Project description:Regional volume atrophy and functional degeneration are key imaging hallmarks of Alzheimer's disease (AD) in structural and functional magnetic resonance imaging (MRI), respectively. We jointly explored regional volume atrophy and functional connectivity to better characterize neuroimaging data of AD and mild cognitive impairment (MCI). All data were obtained from the Alzheimer's Disease Neuroimaging Initiative (ADNI) database.

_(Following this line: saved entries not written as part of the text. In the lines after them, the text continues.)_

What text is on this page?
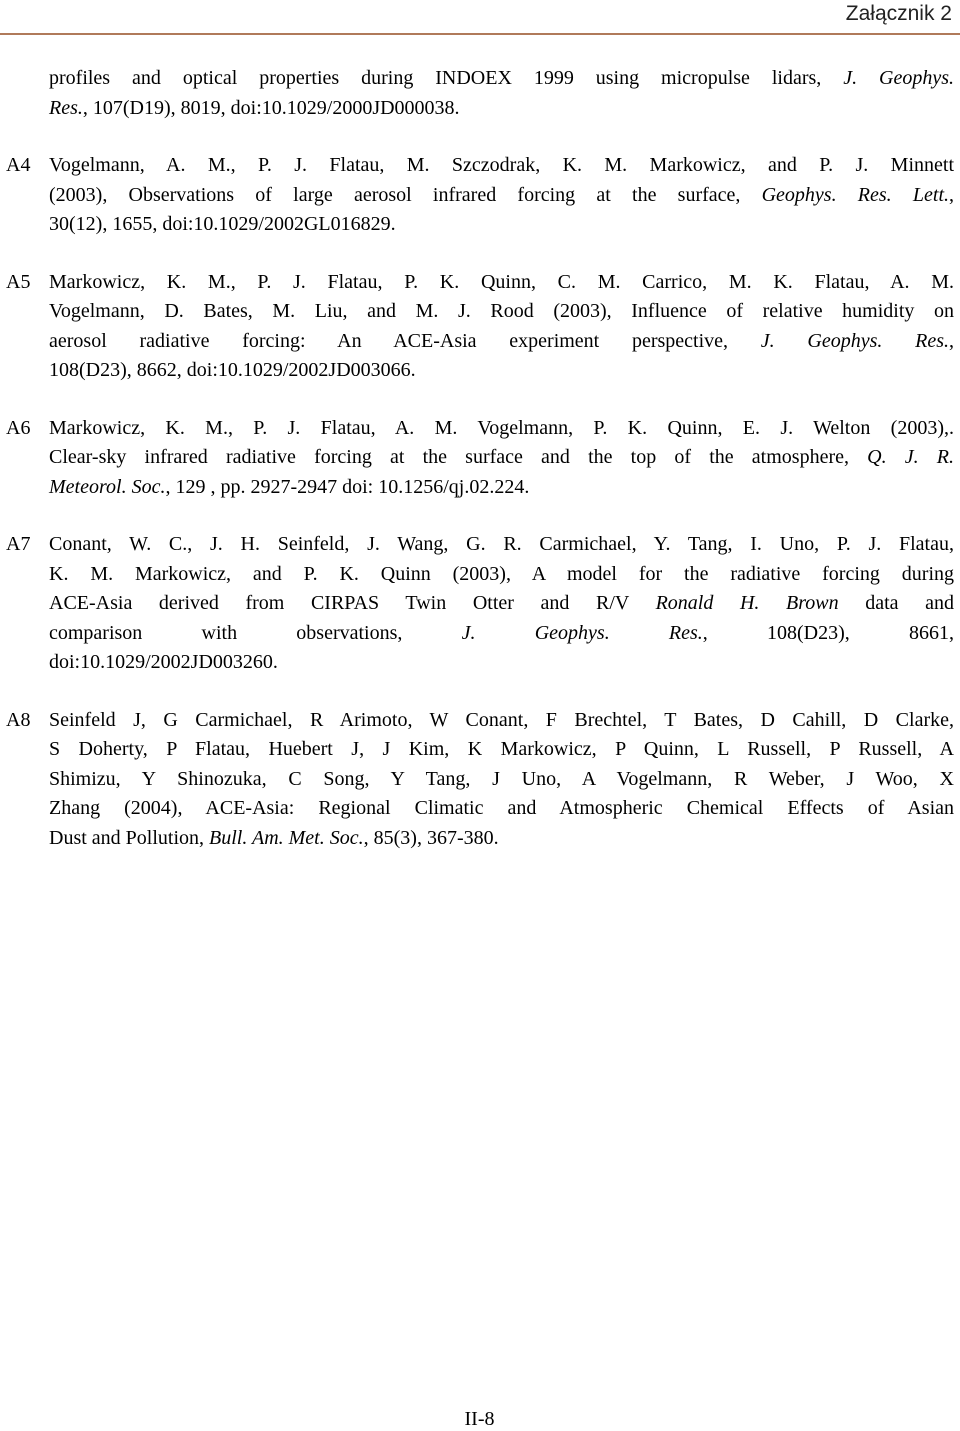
Załącznik 2
profiles and optical properties during INDOEX 1999 using micropulse lidars, J. Geophys.
Res., 107(D19), 8019, doi:10.1029/2000JD000038.
A4 Vogelmann, A. M., P. J. Flatau, M. Szczodrak, K. M. Markowicz, and P. J. Minnett
(2003), Observations of large aerosol infrared forcing at the surface, Geophys. Res. Lett.,
30(12), 1655, doi:10.1029/2002GL016829.
A5 Markowicz, K. M., P. J. Flatau, P. K. Quinn, C. M. Carrico, M. K. Flatau, A. M.
Vogelmann, D. Bates, M. Liu, and M. J. Rood (2003), Influence of relative humidity on
aerosol radiative forcing: An ACE-Asia experiment perspective, J. Geophys. Res.,
108(D23), 8662, doi:10.1029/2002JD003066.
A6 Markowicz, K. M., P. J. Flatau, A. M. Vogelmann, P. K. Quinn, E. J. Welton (2003),.
Clear-sky infrared radiative forcing at the surface and the top of the atmosphere, Q. J. R.
Meteorol. Soc., 129 , pp. 2927-2947 doi: 10.1256/qj.02.224.
A7 Conant, W. C., J. H. Seinfeld, J. Wang, G. R. Carmichael, Y. Tang, I. Uno, P. J. Flatau,
K. M. Markowicz, and P. K. Quinn (2003), A model for the radiative forcing during
ACE-Asia derived from CIRPAS Twin Otter and R/V Ronald H. Brown data and
comparison with observations, J. Geophys. Res., 108(D23), 8661,
doi:10.1029/2002JD003260.
A8 Seinfeld J, G Carmichael, R Arimoto, W Conant, F Brechtel, T Bates, D Cahill, D Clarke,
S Doherty, P Flatau, Huebert J, J Kim, K Markowicz, P Quinn, L Russell, P Russell, A
Shimizu, Y Shinozuka, C Song, Y Tang, J Uno, A Vogelmann, R Weber, J Woo, X
Zhang (2004), ACE-Asia: Regional Climatic and Atmospheric Chemical Effects of Asian
Dust and Pollution, Bull. Am. Met. Soc., 85(3), 367-380.
II-8
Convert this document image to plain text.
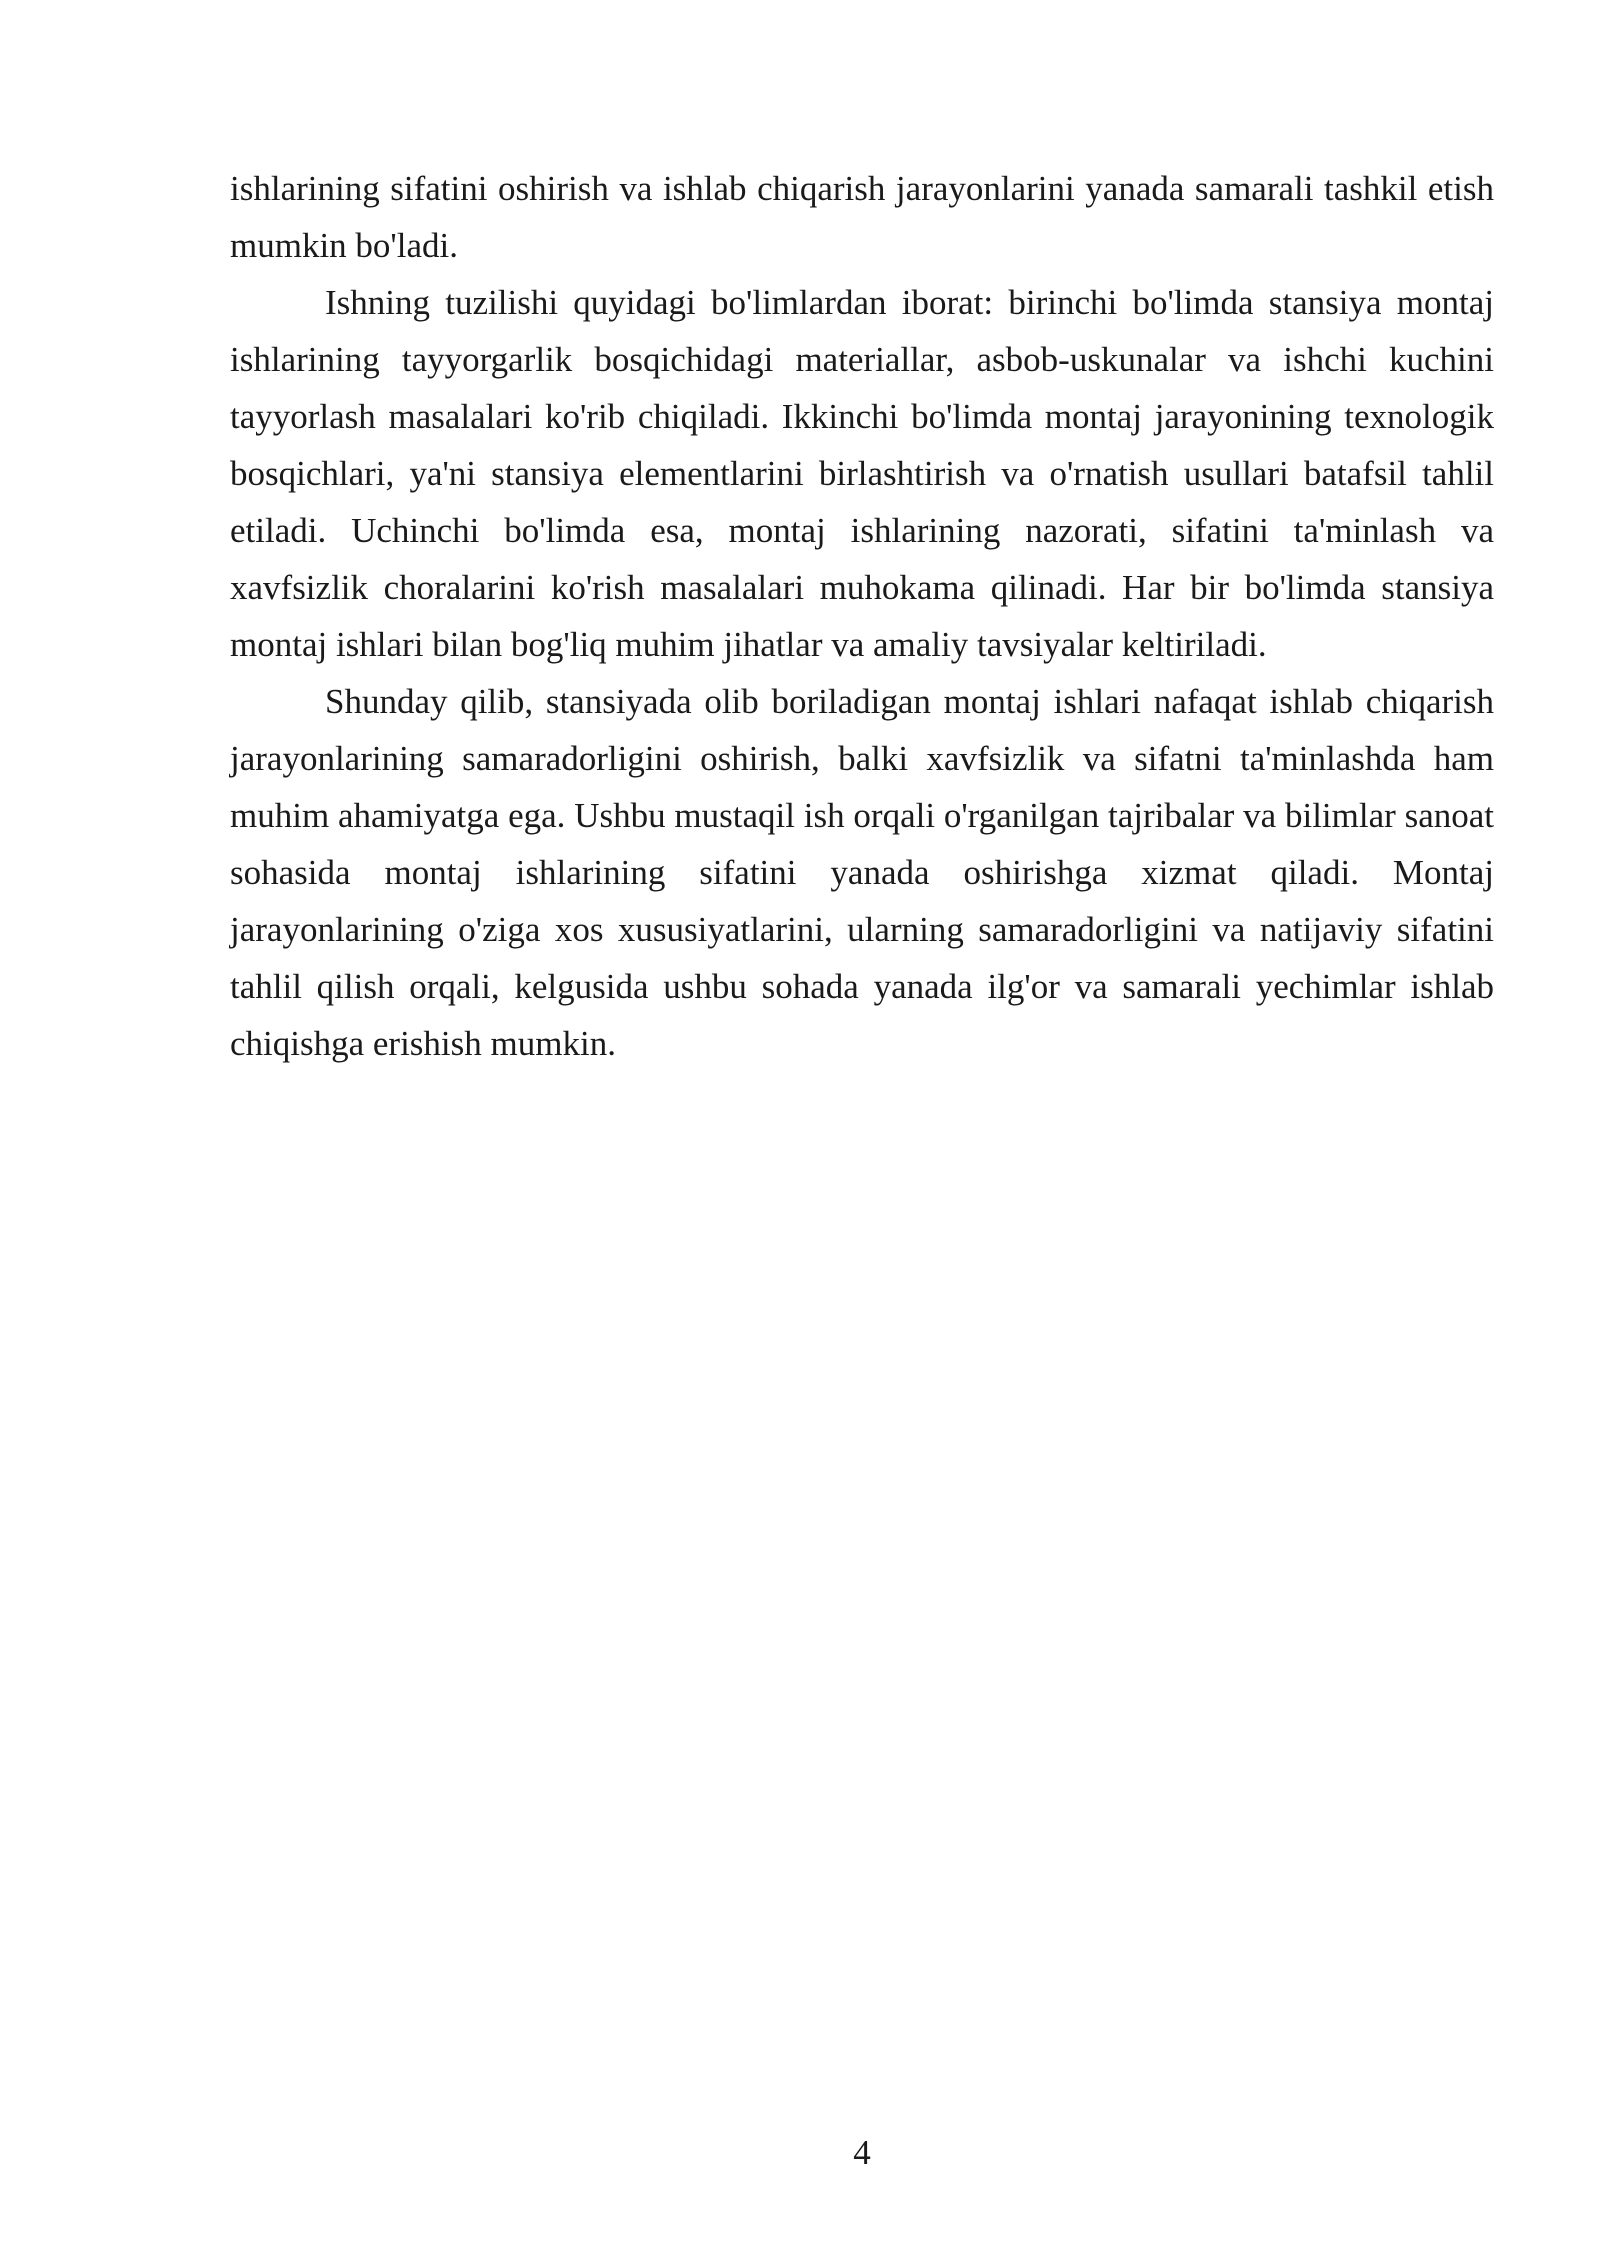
ishlarining sifatini oshirish va ishlab chiqarish jarayonlarini yanada samarali tashkil etish mumkin bo'ladi.

Ishning tuzilishi quyidagi bo'limlardan iborat: birinchi bo'limda stansiya montaj ishlarining tayyorgarlik bosqichidagi materiallar, asbob-uskunalar va ishchi kuchini tayyorlash masalalari ko'rib chiqiladi. Ikkinchi bo'limda montaj jarayonining texnologik bosqichlari, ya'ni stansiya elementlarini birlashtirish va o'rnatish usullari batafsil tahlil etiladi. Uchinchi bo'limda esa, montaj ishlarining nazorati, sifatini ta'minlash va xavfsizlik choralarini ko'rish masalalari muhokama qilinadi. Har bir bo'limda stansiya montaj ishlari bilan bog'liq muhim jihatlar va amaliy tavsiyalar keltiriladi.

Shunday qilib, stansiyada olib boriladigan montaj ishlari nafaqat ishlab chiqarish jarayonlarining samaradorligini oshirish, balki xavfsizlik va sifatni ta'minlashda ham muhim ahamiyatga ega. Ushbu mustaqil ish orqali o'rganilgan tajribalar va bilimlar sanoat sohasida montaj ishlarining sifatini yanada oshirishga xizmat qiladi. Montaj jarayonlarining o'ziga xos xususiyatlarini, ularning samaradorligini va natijaviy sifatini tahlil qilish orqali, kelgusida ushbu sohada yanada ilg'or va samarali yechimlar ishlab chiqishga erishish mumkin.

4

We compared regional volume atrophy and functional connectivity in 10 subcortical regions using structural MRI and resting-state functional MRI (rs-fMRI). Neuroimaging data of normal controls (NC) (n = 35), MCI (n = 40), and AD (n = 30) were compared. Significant differences of regional volumes and functional connectivity measures between groups were assessed using permutation tests in 10 regions. The regional volume atrophy and functional connectivity of identified regions were used as features for the random forest classifier to distinguish among three groups. The features of the identified regions were also regarded as connectional fingerprints that could distinctively separate a given group from the others. We identified a few regions with distinctive regional atrophy and functional connectivity patterns for NC, MCI, and AD groups. A three label classifier using the information of regional volume atrophy and functional connectivity of identified regions achieved classification accuracy of 53.33% to distinguish among NC, MCI, and AD. We identified distinctive regional atrophy and functional connectivity patterns that could be regarded as a connectional fingerprint.